Contracts are an essential part of doing business. Regardless of size or industry, contracts with customers, vendors, suppliers, service providers or independent contractors are an important part of a business’s operations. While good contracts can help manage risk and maintain good working relationships, bad contracts can be incredibly harmful. This is why every business must proceed cautiously when negotiating and signing contracts.

Ideally, an attorney will be consulted when negotiating or signing contracts. The reality, however, is that many businesses handle their own contracts. Though it may be easy for some to identify and understand a contract’s main provisions, like cost, volume, part numbers, etc., the devil is in the details, which, in the case of contracts, is the fine print.

Every provision in a contract has a purpose, including those found in the fine print. Despite being underemphasized, they are often important when defining a contractual relationship, particularly when things go wrong. The following provisions, for example, are not only commonly used, but commonly overlooked.
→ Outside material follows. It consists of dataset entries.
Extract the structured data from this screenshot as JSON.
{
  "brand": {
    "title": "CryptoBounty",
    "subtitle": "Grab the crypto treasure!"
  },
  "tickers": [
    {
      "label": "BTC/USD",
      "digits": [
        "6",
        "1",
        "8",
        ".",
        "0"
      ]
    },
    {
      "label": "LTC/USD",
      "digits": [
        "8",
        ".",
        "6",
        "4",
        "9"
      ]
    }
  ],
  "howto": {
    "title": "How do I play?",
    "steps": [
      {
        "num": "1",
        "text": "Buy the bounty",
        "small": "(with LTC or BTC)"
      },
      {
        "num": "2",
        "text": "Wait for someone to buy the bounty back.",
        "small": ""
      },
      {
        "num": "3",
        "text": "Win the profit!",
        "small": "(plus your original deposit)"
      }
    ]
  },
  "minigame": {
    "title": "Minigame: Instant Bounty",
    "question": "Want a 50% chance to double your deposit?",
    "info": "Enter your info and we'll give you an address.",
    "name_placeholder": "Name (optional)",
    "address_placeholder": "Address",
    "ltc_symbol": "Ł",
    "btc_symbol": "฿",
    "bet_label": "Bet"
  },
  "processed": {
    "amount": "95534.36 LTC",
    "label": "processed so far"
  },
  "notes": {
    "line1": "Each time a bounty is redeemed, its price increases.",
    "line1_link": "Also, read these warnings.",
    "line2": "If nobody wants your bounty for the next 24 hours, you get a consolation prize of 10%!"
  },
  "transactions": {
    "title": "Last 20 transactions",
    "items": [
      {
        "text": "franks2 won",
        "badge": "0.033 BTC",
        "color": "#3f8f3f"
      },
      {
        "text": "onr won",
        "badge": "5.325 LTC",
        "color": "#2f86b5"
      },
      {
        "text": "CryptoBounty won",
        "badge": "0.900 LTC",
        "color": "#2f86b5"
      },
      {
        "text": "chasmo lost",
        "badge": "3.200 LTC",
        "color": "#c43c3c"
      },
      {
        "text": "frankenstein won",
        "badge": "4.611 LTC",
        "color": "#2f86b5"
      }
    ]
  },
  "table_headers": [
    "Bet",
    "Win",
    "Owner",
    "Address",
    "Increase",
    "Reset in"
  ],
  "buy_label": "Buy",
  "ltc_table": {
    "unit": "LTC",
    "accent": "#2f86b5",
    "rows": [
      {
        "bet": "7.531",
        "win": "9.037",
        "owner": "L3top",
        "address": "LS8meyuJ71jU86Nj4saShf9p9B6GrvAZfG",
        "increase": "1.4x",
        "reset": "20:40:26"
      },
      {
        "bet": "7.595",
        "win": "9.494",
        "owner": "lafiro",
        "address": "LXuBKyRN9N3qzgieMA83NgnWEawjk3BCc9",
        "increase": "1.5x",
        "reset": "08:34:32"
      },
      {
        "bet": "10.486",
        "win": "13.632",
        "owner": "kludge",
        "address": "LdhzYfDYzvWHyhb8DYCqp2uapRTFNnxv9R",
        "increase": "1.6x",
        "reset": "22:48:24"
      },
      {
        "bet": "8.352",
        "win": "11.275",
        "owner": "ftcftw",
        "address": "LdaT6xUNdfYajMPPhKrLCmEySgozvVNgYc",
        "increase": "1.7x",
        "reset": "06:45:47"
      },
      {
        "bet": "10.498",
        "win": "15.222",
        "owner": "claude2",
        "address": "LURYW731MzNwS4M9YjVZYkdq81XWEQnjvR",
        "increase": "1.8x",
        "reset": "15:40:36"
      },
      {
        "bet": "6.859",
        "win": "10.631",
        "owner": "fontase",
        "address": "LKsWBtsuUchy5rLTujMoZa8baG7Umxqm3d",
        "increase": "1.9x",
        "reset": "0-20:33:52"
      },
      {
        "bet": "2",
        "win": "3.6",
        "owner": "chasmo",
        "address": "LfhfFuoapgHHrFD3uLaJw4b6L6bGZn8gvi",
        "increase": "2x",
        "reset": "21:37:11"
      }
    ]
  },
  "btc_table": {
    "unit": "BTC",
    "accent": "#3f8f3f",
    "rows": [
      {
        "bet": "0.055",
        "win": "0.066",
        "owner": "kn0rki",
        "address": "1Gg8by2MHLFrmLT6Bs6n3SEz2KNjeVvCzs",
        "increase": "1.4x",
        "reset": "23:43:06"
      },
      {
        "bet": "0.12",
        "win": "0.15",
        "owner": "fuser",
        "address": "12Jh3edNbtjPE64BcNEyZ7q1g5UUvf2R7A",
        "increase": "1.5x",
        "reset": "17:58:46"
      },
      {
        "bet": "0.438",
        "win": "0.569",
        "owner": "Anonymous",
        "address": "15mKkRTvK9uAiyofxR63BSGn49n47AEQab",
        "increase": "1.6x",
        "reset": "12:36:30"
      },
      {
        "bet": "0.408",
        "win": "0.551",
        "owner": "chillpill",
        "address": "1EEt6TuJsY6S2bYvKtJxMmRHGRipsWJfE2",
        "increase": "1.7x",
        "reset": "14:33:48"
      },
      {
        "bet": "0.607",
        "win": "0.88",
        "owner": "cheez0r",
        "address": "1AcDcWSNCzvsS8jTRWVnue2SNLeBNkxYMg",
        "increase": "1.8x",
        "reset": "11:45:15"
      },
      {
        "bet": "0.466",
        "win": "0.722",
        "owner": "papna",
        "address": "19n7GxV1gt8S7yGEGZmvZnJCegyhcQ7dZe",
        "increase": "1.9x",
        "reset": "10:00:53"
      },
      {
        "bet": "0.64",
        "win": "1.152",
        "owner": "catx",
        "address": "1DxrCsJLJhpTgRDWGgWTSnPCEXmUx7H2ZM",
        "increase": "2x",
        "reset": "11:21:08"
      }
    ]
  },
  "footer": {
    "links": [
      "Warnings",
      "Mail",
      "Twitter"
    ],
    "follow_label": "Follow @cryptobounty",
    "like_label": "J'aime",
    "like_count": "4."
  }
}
Forum (Jurisdiction) Selection: A contract may require that any lawsuits involving the contract be filed in a specific forum or jurisdiction (county, state, country). This may not be a problem if a business is located in the jurisdiction specified in the contract. However, it may be a huge problem if, for example, a Florida business is required to file a lawsuit in Alaska. Despite having the legal right to enforce the contract, the increased complexity and cost of filing a lawsuit in another jurisdiction makes it practically impossible for many businesses to do so, particularly when relatively small amounts of money are involved.

Choice of Law: Similar to a forum selection clause, a choice of law provision specifies which state’s law will be used to interpret and enforce the contract. These clauses can be significant because laws may vary from state to state. For example, one state may have more favorable consumer protection laws, while another makes it more difficult to recover damages. It is important to know if and how a choice of law provision may affect any contractual rights or remedies.

Integration (Merger) Clause: Contracts typically contain a provision stating that the contract represents the full and final agreement and supersedes any other agreements, oral or written. With an integration clause, any verbal or written conversations, brochures, promises, representations or statements that are not included in the contract are not part of the contract. This may become an issue when a business is not receiving what the salesperson promised before signing the contract. Expectations, obligations and requirements must be included in the contract to be enforceable under the contract.

Assignment: A contract may allow one or both parties to assign their rights, duties or obligations to a third party. This can create a problem if there is an expectation that a specific person or company will be performing under the contract. If, for example, a business wants only a specific vendor to do a job, the contract must state that the vendor cannot assign its obligations under the contract to someone else. Otherwise, a business may find that the person they contracted with isn’t the person they end up working with.

Evergreen Clause: Contracts are typically entered into for a specific period of time (term). A contract with an evergreen clause will automatically renew for a new term unless notice of termination is given by either party, usually within a specific period of time. For example, a one year contract will automatically renew for another year unless written notice of termination is given at least 60 days before the end of the yearly term. Businesses that fail to discover and comply with an evergreen clause may be stuck in a contract they no longer need or want.

Dispute Resolution: Contracts may require that disputes be resolved through arbitration rather than by filing a lawsuit. Depending on the nature of the contract, this requirement can significantly affect the resolution of disputes and the apportionment of damages.

Indemnification Clause: Indemnification clauses are used to allocate risk and responsibility among the parties to a contract by requiring one party to compensate the other for specific liabilities or losses arising out of the contract. Since these clauses commonly require a party to assume liability that would not otherwise exist, they must be reviewed carefully and understood completely. Indemnification clauses often end up being the most significant provision in a contract when something goes wrong.

Insurance Requirements: Many contracts include specific insurance requirements. For example, a contract may require a party to have general liability or workers’ compensation insurance, or it may require that one party be given Additional Insured status under the other party’s insurance policies. Contracts often require proof of insurance before work can begin or payment is made. It is important to identify and comply with any contractual insurance requirements.

Despite the benefits of using an attorney to negotiate and review contracts, particularly complex or high-value contracts, many businesses take a do-it-yourself approach. Nevertheless, given the increased risk of harm caused by bad contracts, businesses should never sign a contract without reading and understanding every provision, including those in fine print.